Desde el pasado 21 de enero, La Voz presentó a la sociedad pontevedresa a sus principales bazas para alcanzar la gloria olímpica. Algunos ya están clasificados para Londres y otros todavía apuran sus últimas opciones. Proceden de la ciudad del Lérez o de su comarca, o están estrechamente relacionados con la capital provincial. Por estas páginas pasaron: Jean Marie Okutu, Beatriz Gómez, Gustavo Dacal, David Cal, Eva Iglesias, Támara Echegoyen, Gustavo Nieves, Teresa Portela, Fernando Echávarri, Javier Gómez Noya, Lara Cacabelos y Pablo Cimadevila. Doce atletas, como los doce dioses del Olimpo.

Cada uno de ellos detalló, sin tapujos, sus inicios en el mundo del deporte, sus aspiraciones, sus logros y sus retos.

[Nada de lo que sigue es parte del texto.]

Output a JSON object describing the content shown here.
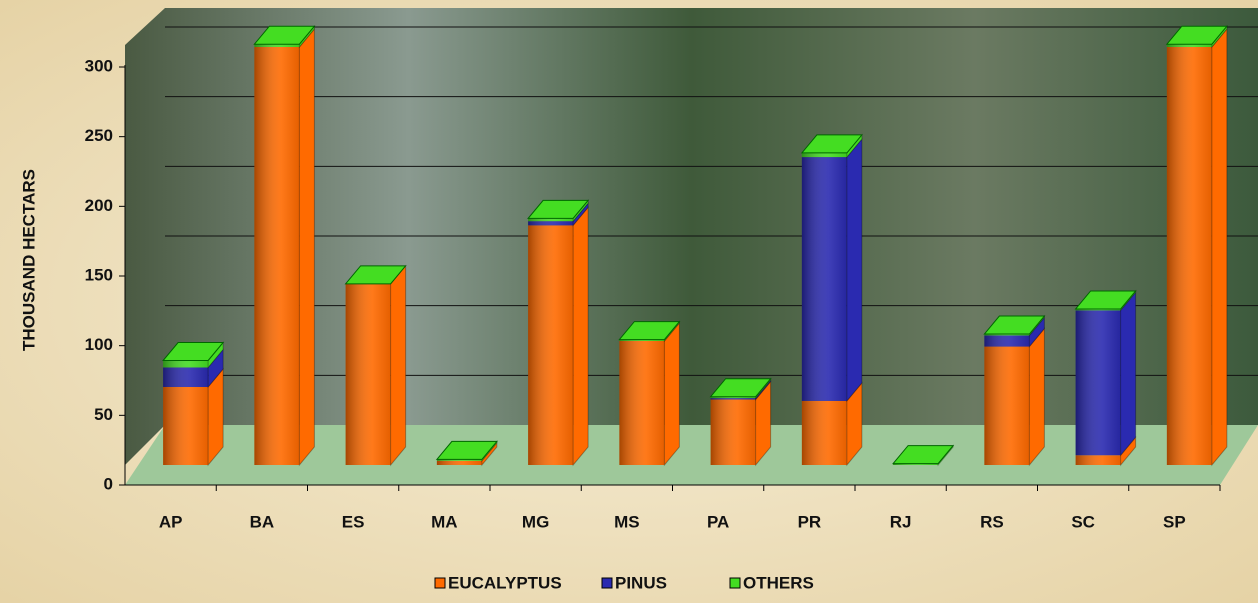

También hablaron de sus aficiones, sus ídolos y sus costumbres, así como de sus objetivos lejos de la primera línea del deporte. Todos nos mostraron su faceta más humana, pocos meses antes de que los veamos realizar un esfuerzo sobrehumano en busca de la gloria.

También hemos conocido lo que piensan de ellos sus entrenadores, que nos han desvelado secretos, las esperanzas que tienen depositadas en sus pupilos y, sobre todo, el profundo respeto y admiración que se profesan mutuamente. Ellos nos han descubierto que la humildad es, más que una virtud, una característica intrínseca para poder mejorar cada día y llegar a ser grandes campeones.

Algunos ya tienen su presencia asegurada en la cita londinense; otros apurarán sus últimas opciones en las próximas semanas. Pero, pase lo que pase, todos ellos ya se han ganado a pulso el apoyo y el reconocimiento de una ciudad dispuesta a vibrar y a emocionarse con sus éxitos.